L'immedesimazione totale musicista-musica che è tipica della storia della psichedelia qua avviene in una mimesi con gli elementi della natura, che sembrano rivivere e traspirare tra i solchi del disco, tra canzoni che sembrano legnose, altre che sembrano intagliate nelle nuvole, altre che sembrano suonate sott'acqua, tra bolle d'aria, altre vibranti sin dal centro della terra, e sussultano soffocate e sorde sotto i piedi, ma pur sempre percepibili coi sensi, ora solo con flebili vibrazioni, ora solo con il tatto, ora solo con l'immaginazione. e la composizione striminzita non è altro che un modo per dare solo un principio di canzone, e lasciare che sia l'ascoltatore e la sua mente a fare il resto del viaggio. Metodo induttivo e naturalismo: questo è il punto focale della scienza dei Dead Meadow.

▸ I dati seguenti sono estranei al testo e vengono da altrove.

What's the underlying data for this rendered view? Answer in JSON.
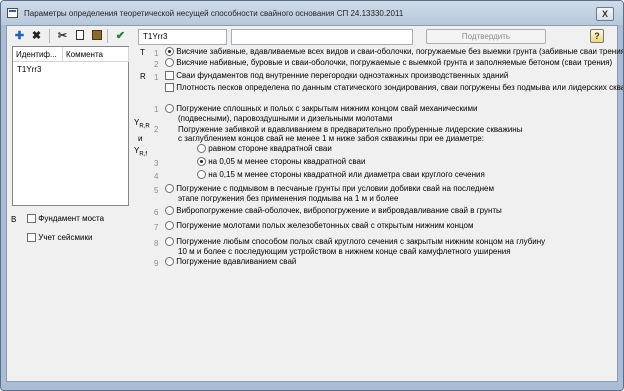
{
  "window": {
    "title": "Параметры определения теоретической несущей способности свайного основания СП 24.13330.2011",
    "close_label": "X"
  },
  "toolbar": {
    "add_icon": "plus-icon",
    "delete_icon": "cross-icon",
    "cut_icon": "scissors-icon",
    "copy_icon": "copy-icon",
    "paste_icon": "paste-icon",
    "apply_icon": "check-icon"
  },
  "list": {
    "columns": [
      "Идентиф...",
      "Коммента"
    ],
    "rows": [
      {
        "id": "T1Yrr3",
        "comment": ""
      }
    ]
  },
  "header": {
    "id_value": "T1Yrr3",
    "comment_value": "",
    "confirm_label": "Подтвердить",
    "help_label": "?"
  },
  "section_T": {
    "letter": "T",
    "options": [
      {
        "num": "1",
        "label": "Висячие забивные, вдавливаемые всех видов и сваи-оболочки, погружаемые без выемки грунта (забивные сваи трения)",
        "selected": true
      },
      {
        "num": "2",
        "label": "Висячие набивные, буровые и сваи-оболочки, погружаемые с выемкой грунта и заполняемые бетоном (сваи трения)",
        "selected": false
      }
    ]
  },
  "section_R": {
    "letter": "R",
    "checks": [
      {
        "num": "1",
        "label": "Сваи фундаментов под внутренние перегородки одноэтажных производственных зданий",
        "checked": false
      },
      {
        "num": "",
        "label": "Плотность песков определена по данным статического зондирования, сваи погружены без подмыва или лидерских скважин",
        "checked": false
      }
    ]
  },
  "section_Y": {
    "labels": [
      "Y",
      "R,R",
      "и",
      "Y",
      "R,f"
    ],
    "options": [
      {
        "num": "1",
        "line1": "Погружение сплошных и полых с закрытым нижним концом свай механическими",
        "line2": "(подвесными), паровоздушными и дизельными молотами",
        "selected": false
      },
      {
        "num": "2",
        "line1": "Погружение забивкой и вдавливанием в предварительно пробуренные лидерские скважины",
        "line2": "с заглублением концов свай не менее 1 м ниже забоя скважины при ее диаметре:",
        "selected": false
      },
      {
        "num": "",
        "label": "равном стороне квадратной сваи",
        "selected": false
      },
      {
        "num": "3",
        "label": "на 0,05 м менее стороны квадратной сваи",
        "selected": true
      },
      {
        "num": "4",
        "label": "на 0,15 м менее стороны квадратной или диаметра сваи круглого сечения",
        "selected": false
      },
      {
        "num": "5",
        "line1": "Погружение с подмывом в песчаные грунты при условии добивки свай на последнем",
        "line2": "этапе погружения без применения подмыва на 1 м и более",
        "selected": false
      },
      {
        "num": "6",
        "label": "Вибропогружение свай-оболочек, вибропогружение и вибровдавливание свай в грунты",
        "selected": false
      },
      {
        "num": "7",
        "label": "Погружение молотами полых железобетонных свай с открытым нижним концом",
        "selected": false
      },
      {
        "num": "8",
        "line1": "Погружение любым способом полых свай круглого сечения с закрытым нижним концом на глубину",
        "line2": "10 м и более с последующим устройством в нижнем конце свай камуфлетного уширения",
        "selected": false
      },
      {
        "num": "9",
        "label": "Погружение вдавливанием свай",
        "selected": false
      }
    ]
  },
  "bottom": {
    "letter_B": "В",
    "bridge_label": "Фундамент моста",
    "bridge_checked": false,
    "seismic_label": "Учет сейсмики",
    "seismic_checked": false
  }
}
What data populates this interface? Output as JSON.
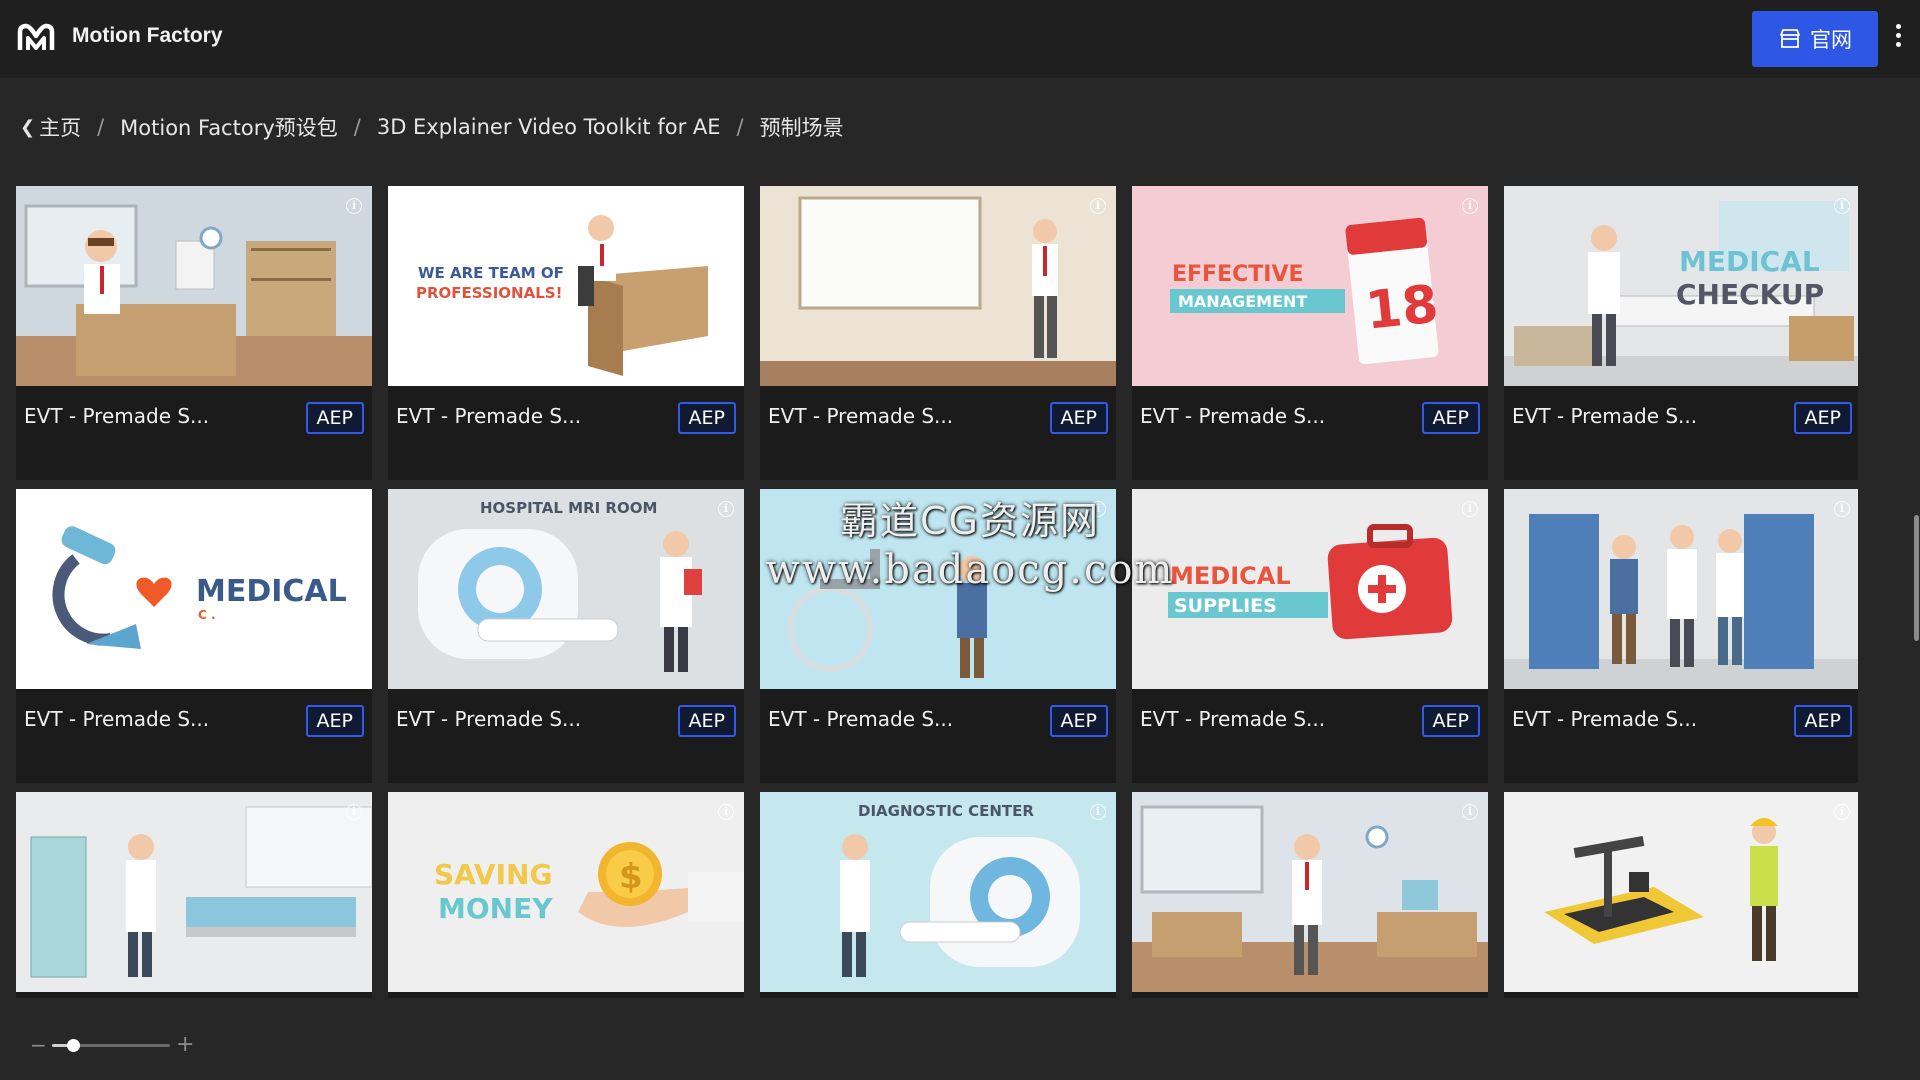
{
  "header": {
    "brand": "Motion Factory",
    "official_button": "官网"
  },
  "breadcrumb": [
    {
      "label": "主页"
    },
    {
      "label": "Motion Factory预设包"
    },
    {
      "label": "3D Explainer Video Toolkit for AE"
    },
    {
      "label": "预制场景"
    }
  ],
  "cards": [
    {
      "title": "EVT - Premade S...",
      "badge": "AEP"
    },
    {
      "title": "EVT - Premade S...",
      "badge": "AEP"
    },
    {
      "title": "EVT - Premade S...",
      "badge": "AEP"
    },
    {
      "title": "EVT - Premade S...",
      "badge": "AEP"
    },
    {
      "title": "EVT - Premade S...",
      "badge": "AEP"
    },
    {
      "title": "EVT - Premade S...",
      "badge": "AEP"
    },
    {
      "title": "EVT - Premade S...",
      "badge": "AEP"
    },
    {
      "title": "EVT - Premade S...",
      "badge": "AEP"
    },
    {
      "title": "EVT - Premade S...",
      "badge": "AEP"
    },
    {
      "title": "EVT - Premade S...",
      "badge": "AEP"
    },
    {
      "title": "",
      "badge": ""
    },
    {
      "title": "",
      "badge": ""
    },
    {
      "title": "",
      "badge": ""
    },
    {
      "title": "",
      "badge": ""
    },
    {
      "title": "",
      "badge": ""
    }
  ],
  "thumbnail_text": {
    "t2": [
      "WE ARE TEAM OF",
      "PROFESSIONALS!"
    ],
    "t4": [
      "EFFECTIVE",
      "MANAGEMENT",
      "18"
    ],
    "t5": [
      "MEDICAL",
      "CHECKUP"
    ],
    "t6": [
      "MEDICAL",
      "C ."
    ],
    "t7": [
      "HOSPITAL MRI ROOM"
    ],
    "t9": [
      "MEDICAL",
      "SUPPLIES"
    ],
    "t12": [
      "SAVING",
      "MONEY",
      "$"
    ],
    "t13": [
      "DIAGNOSTIC CENTER"
    ]
  },
  "watermark": {
    "line1": "霸道CG资源网",
    "line2": "www.badaocg.com"
  },
  "zoom": {
    "minus": "−",
    "plus": "+",
    "level": 0.18
  },
  "icons": {
    "logo": "motion-factory-logo",
    "official": "store-icon",
    "more": "more-vertical-icon",
    "back": "chevron-left-icon",
    "info": "info-icon"
  },
  "colors": {
    "accent": "#2f57e6",
    "background": "#272727",
    "header": "#1f1f1f",
    "card": "#1b1b1b"
  }
}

Superlativo invece il finale, un breve ritorno al passato, con Let It All Pass, tutt'altro che implicita, ma ampiamente sviluppata in tutte le sue multiformi e vulcaniche divagazioni addirittura a metà tra acid blues estremo a la Blue Cheer, però rallentato fino alla nausea, trovate tecniche a la Cream, dilatazioni lisergiche e sfumature Barrettiane. In conclusione poi, una canzone senza titolo, che inizia dopo due minuti di sfuriata percussionistica intitolata Through The Gates Of The Sleepy Silver Door, che fa da intro a una suite innominata lunga quattordici minuti, che è di gran lunga il pezzo più efficace della carriera della band inglese (nonchè continuazione ideale del primo pezzo del loro primo album), dirompente, incisiva, assolutamente variegata, fatta di momenti "estremi" e punte di melodia, attimi di sconvolgimento lisergico, o tendenze quasi kraut rock e riprese del discorso seppur brevi ma capaci di tenere in piedi un minimo di coesione. In totale controtendenza con il resto dl disco, un punto di tale intensità e densità che, come un buco nero, risucchia tutti i corpi circostanti, deforma lo spazio e come si suol dire, chi si è visto si è visto, questi sono i Dead Meadow e sono fatti così, quando meno te l'aspetti, in conclusione all'album, con un colpo di coda cambiano tutte le carte in tavola, e ti fregano pure questa volta.